Çipler, veri işleyen yapılarından dolayı bilgi güvenliği açısından da hassas bileşenler konumunda. Dolayısıyla siber güvenliğin güçlendirilmesi ve izleme sistemlerinin geliştirilmesi gibi güvenlik uzmanlarının üzerine yoğunlaşması gereken bir durumu konuşuyoruz.
Çip üretimi sektöründe piyasa değeri 400 milyar doları aşan şirketler bulunurken, yıllık 80 milyar dolarlık gelirlerden bahsediliyor. Bu rakamların üzerine geçtiğimiz günlerde yaşanan saldırılarla birlikte gün yüzüne çıkan güvenlik gerekçeleri de eklenince, çip sektörü küresel güçlerin çıkarlarını korumak için mükemmel bir alana dönüşüyor.
Öyle ki Çin, 2020’de 10 milyar dolar olan çip üretim kapasitesini 2025 yılında 100 milyar dolara çıkarmayı planlıyor. Çin’in bu hedefini gerçekleştirmesi durumunda sektörün %30’luk bir dilimini ele geçirmesi bekleniyor.
ABD ve Japonya ise Çin’in bu yükselişini engellemek üzere “Çin ihracatını kısıtlama” anlaşmasını gündeme taşıdı. Çin’in ekonomik büyümesini engellemenin yanı sıra dünyanın dört bir yanında Çin yerine kendi çiplerinin, yani mini beyinlerinin olmasını amaçlıyorlar.
Ülkemizin çip ihtiyacı ise büyük ölçüde Çin, Tayvan, ABD, Hollanda, Japonya ve Almanya’dan karşılanıyor. Tayvan üzerinde süren ABD-Çin rekabetinin bir boyutu da çiplerdir. Tayvan’ın dünya çip üretiminin yarıdan fazlasını üretiyor olması dikkatlerden kaçmamalıdır.
Ülkeler, kriz zamanlarındaki mücadele metotlarıyla ayakta kalırlar. Dolayısıyla bugünlerde görmüş olduk ki çip ithalatı çok dikkatli yürütülmesi, hatta mümkün olduğu ölçüde dışa bağımlılığın azaltılması gereken bir alandır.
Bu alanda güçlü adımlar atılmazsa bağımsızlığımız hayati risklerle yüzleşmek zorunda kalabilir.
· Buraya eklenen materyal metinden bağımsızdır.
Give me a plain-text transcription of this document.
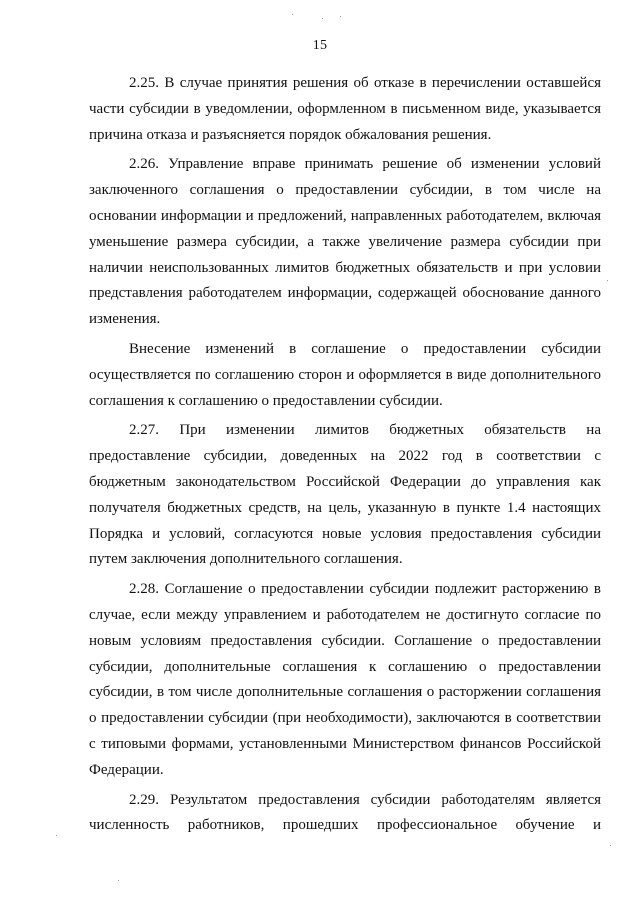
15

2.25. В случае принятия решения об отказе в перечислении оставшейся части субсидии в уведомлении, оформленном в письменном виде, указывается причина отказа и разъясняется порядок обжалования решения.

2.26. Управление вправе принимать решение об изменении условий заключенного соглашения о предоставлении субсидии, в том числе на основании информации и предложений, направленных работодателем, включая уменьшение размера субсидии, а также увеличение размера субсидии при наличии неиспользованных лимитов бюджетных обязательств и при условии представления работодателем информации, содержащей обоснование данного изменения.

Внесение изменений в соглашение о предоставлении субсидии осуществляется по соглашению сторон и оформляется в виде дополнительного соглашения к соглашению о предоставлении субсидии.

2.27. При изменении лимитов бюджетных обязательств на предоставление субсидии, доведенных на 2022 год в соответствии с бюджетным законодательством Российской Федерации до управления как получателя бюджетных средств, на цель, указанную в пункте 1.4 настоящих Порядка и условий, согласуются новые условия предоставления субсидии путем заключения дополнительного соглашения.

2.28. Соглашение о предоставлении субсидии подлежит расторжению в случае, если между управлением и работодателем не достигнуто согласие по новым условиям предоставления субсидии. Соглашение о предоставлении субсидии, дополнительные соглашения к соглашению о предоставлении субсидии, в том числе дополнительные соглашения о расторжении соглашения о предоставлении субсидии (при необходимости), заключаются в соответствии с типовыми формами, установленными Министерством финансов Российской Федерации.

2.29. Результатом предоставления субсидии работодателям является численность работников, прошедших профессиональное обучение и
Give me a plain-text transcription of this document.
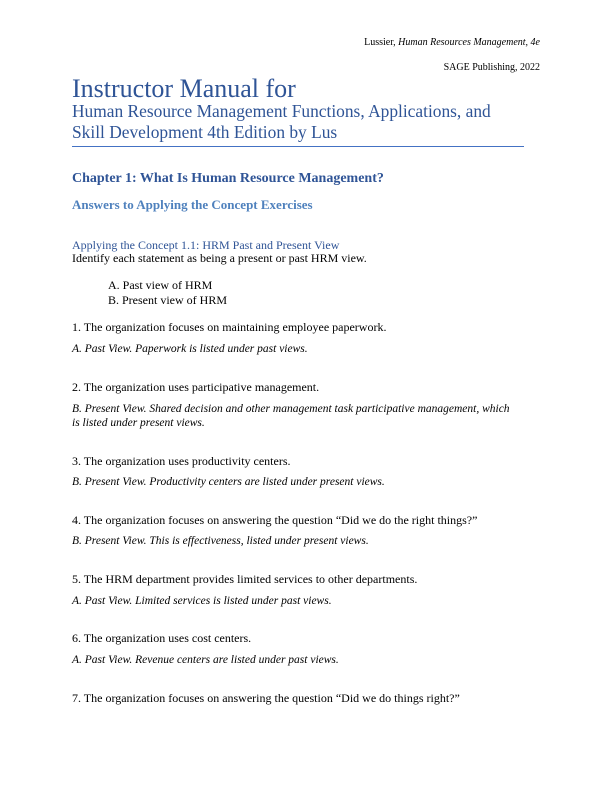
Lussier, Human Resources Management, 4e
SAGE Publishing, 2022
Instructor Manual for
Human Resource Management Functions, Applications, and Skill Development 4th Edition by Lus
Chapter 1: What Is Human Resource Management?
Answers to Applying the Concept Exercises
Applying the Concept 1.1: HRM Past and Present View
Identify each statement as being a present or past HRM view.
A. Past view of HRM
B. Present view of HRM
1. The organization focuses on maintaining employee paperwork.
A. Past View. Paperwork is listed under past views.
2. The organization uses participative management.
B. Present View. Shared decision and other management task participative management, which is listed under present views.
3. The organization uses productivity centers.
B. Present View. Productivity centers are listed under present views.
4. The organization focuses on answering the question “Did we do the right things?”
B. Present View. This is effectiveness, listed under present views.
5. The HRM department provides limited services to other departments.
A. Past View. Limited services is listed under past views.
6. The organization uses cost centers.
A. Past View. Revenue centers are listed under past views.
7. The organization focuses on answering the question “Did we do things right?”
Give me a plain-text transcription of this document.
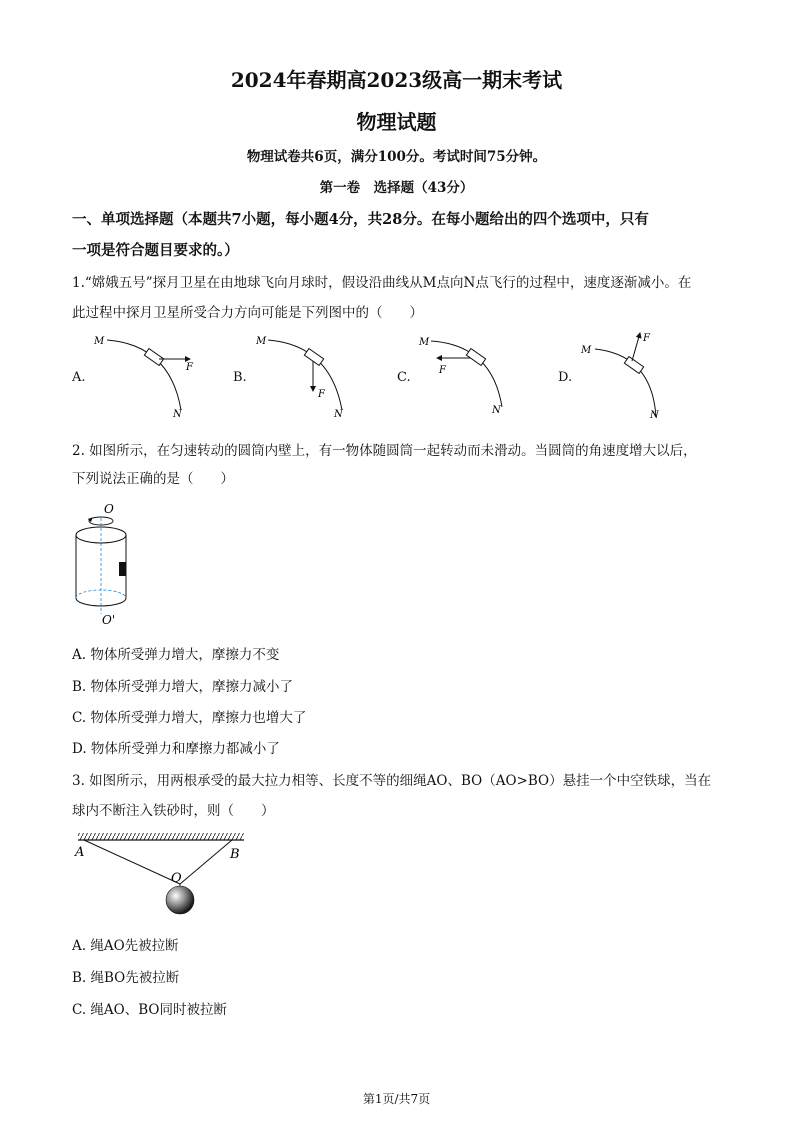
2024年春期高2023级高一期末考试
物理试题
物理试卷共6页，满分100分。考试时间75分钟。
第一卷　选择题（43分）
一、单项选择题（本题共7小题，每小题4分，共28分。在每小题给出的四个选项中，只有
一项是符合题目要求的。）
1.“嫦娥五号”探月卫星在由地球飞向月球时，假设沿曲线从M点向N点飞行的过程中，速度逐渐减小。在
此过程中探月卫星所受合力方向可能是下列图中的（　　）
A.	B.	C.	D.
M
N
F
M
N
F
M
N
F
M
N
F
2. 如图所示，在匀速转动的圆筒内壁上，有一物体随圆筒一起转动而未滑动。当圆筒的角速度增大以后，
下列说法正确的是（　　）
O
O'
A. 物体所受弹力增大，摩擦力不变
B. 物体所受弹力增大，摩擦力减小了
C. 物体所受弹力增大，摩擦力也增大了
D. 物体所受弹力和摩擦力都减小了
3. 如图所示，用两根承受的最大拉力相等、长度不等的细绳AO、BO（AO>BO）悬挂一个中空铁球，当在
球内不断注入铁砂时，则（　　）
A	B
O
A. 绳AO先被拉断
B. 绳BO先被拉断
C. 绳AO、BO同时被拉断
第1页/共7页
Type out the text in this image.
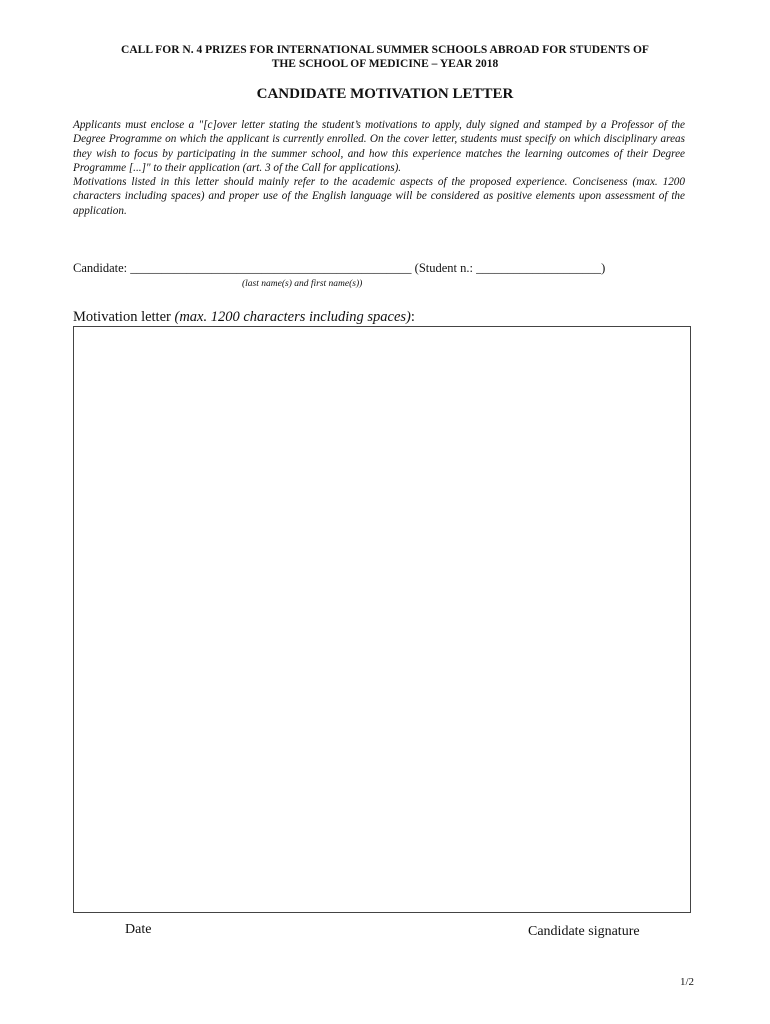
CALL FOR N. 4 PRIZES FOR INTERNATIONAL SUMMER SCHOOLS ABROAD FOR STUDENTS OF
THE SCHOOL OF MEDICINE – YEAR 2018
CANDIDATE MOTIVATION LETTER

Applicants must enclose a "[c]over letter stating the student’s motivations to apply, duly signed and stamped by a Professor of the Degree Programme on which the applicant is currently enrolled. On the cover letter, students must specify on which disciplinary areas they wish to focus by participating in the summer school, and how this experience matches the learning outcomes of their Degree Programme [...]" to their application (art. 3 of the Call for applications).

Motivations listed in this letter should mainly refer to the academic aspects of the proposed experience. Conciseness (max. 1200 characters including spaces) and proper use of the English language will be considered as positive elements upon assessment of the application.

Candidate: _____________________________________________ (Student n.: ____________________)
(last name(s) and first name(s))
Motivation letter (max. 1200 characters including spaces):
Date	Candidate signature
1/2
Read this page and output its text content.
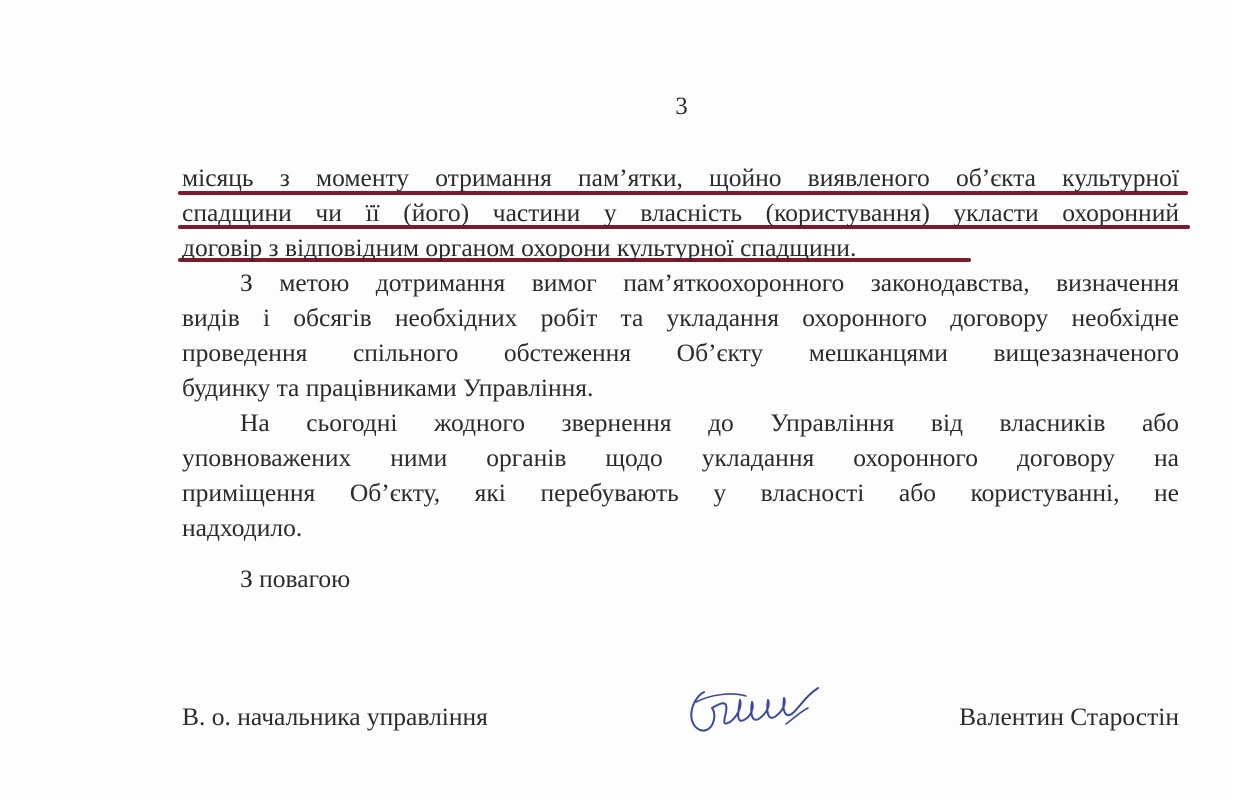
3
місяць з моменту отримання пам’ятки, щойно виявленого об’єкта культурної
спадщини чи її (його) частини у власність (користування) укласти охоронний
договір з відповідним органом охорони культурної спадщини.
З метою дотримання вимог пам’яткоохоронного законодавства, визначення
видів і обсягів необхідних робіт та укладання охоронного договору необхідне
проведення спільного обстеження Об’єкту мешканцями вищезазначеного
будинку та працівниками Управління.
На сьогодні жодного звернення до Управління від власників або
уповноважених ними органів щодо укладання охоронного договору на
приміщення Об’єкту, які перебувають у власності або користуванні, не
надходило.
З повагою
В. о. начальника управління	Валентин Старостін
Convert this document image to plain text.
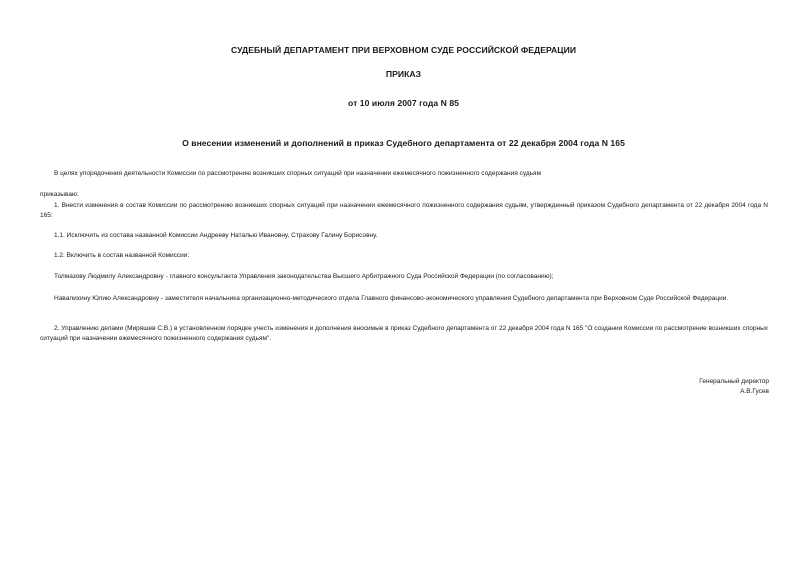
СУДЕБНЫЙ ДЕПАРТАМЕНТ ПРИ ВЕРХОВНОМ СУДЕ РОССИЙСКОЙ ФЕДЕРАЦИИ
ПРИКАЗ
от 10 июля 2007 года N 85
О внесении изменений и дополнений в приказ Судебного департамента от 22 декабря 2004 года N 165
В целях упорядочения деятельности Комиссии по рассмотрению возникших спорных ситуаций при назначении ежемесячного пожизненного содержания судьям
приказываю:
1. Внести изменения в состав Комиссии по рассмотрению возникших спорных ситуаций при назначении ежемесячного пожизненного содержания судьям, утвержденный приказом Судебного департамента от 22 декабря 2004 года N 165:
1.1. Исключить из состава названной Комиссии Андрееву Наталью Ивановну, Страхову Галину Борисовну.
1.2. Включить в состав названной Комиссии:
Толмазову Людмилу Александровну - главного консультанта Управления законодательства Высшего Арбитражного Суда Российской Федерации (по согласованию);
Навалихину Юлию Александровну - заместителя начальника организационно-методического отдела Главного финансово-экономического управления Судебного департамента при Верховном Суде Российской Федерации.
2. Управлению делами (Миряшев С.В.) в установленном порядке учесть изменения и дополнения вносимые в приказ Судебного департамента от 22 декабря 2004 года N 165 "О создании Комиссии по рассмотрение возникших спорных ситуаций при назначении ежемесячного пожизненного содержания судьям".
Генеральный директор
А.В.Гусев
Türkiye’nin önceliği, çağın gerekliliklerine uygun çözümleri bulmak ve uygulamak; içerisinde bulunduğumuz süreci ve geleceği doğru okuyarak kendi ekseninde şekillendirmek olmalıdır.
Bunun da yolu kendi çip üretimimizle birlikte büyük bir teknoloji seferberliğinden, elde bulunan beyin gücünü bu alanlara kanalize etmekten ve teşviklerden geçiyor. Türkiye bu beyin gücüne sahip, yeter ki yaklaşan tehlikenin farkına varılsın.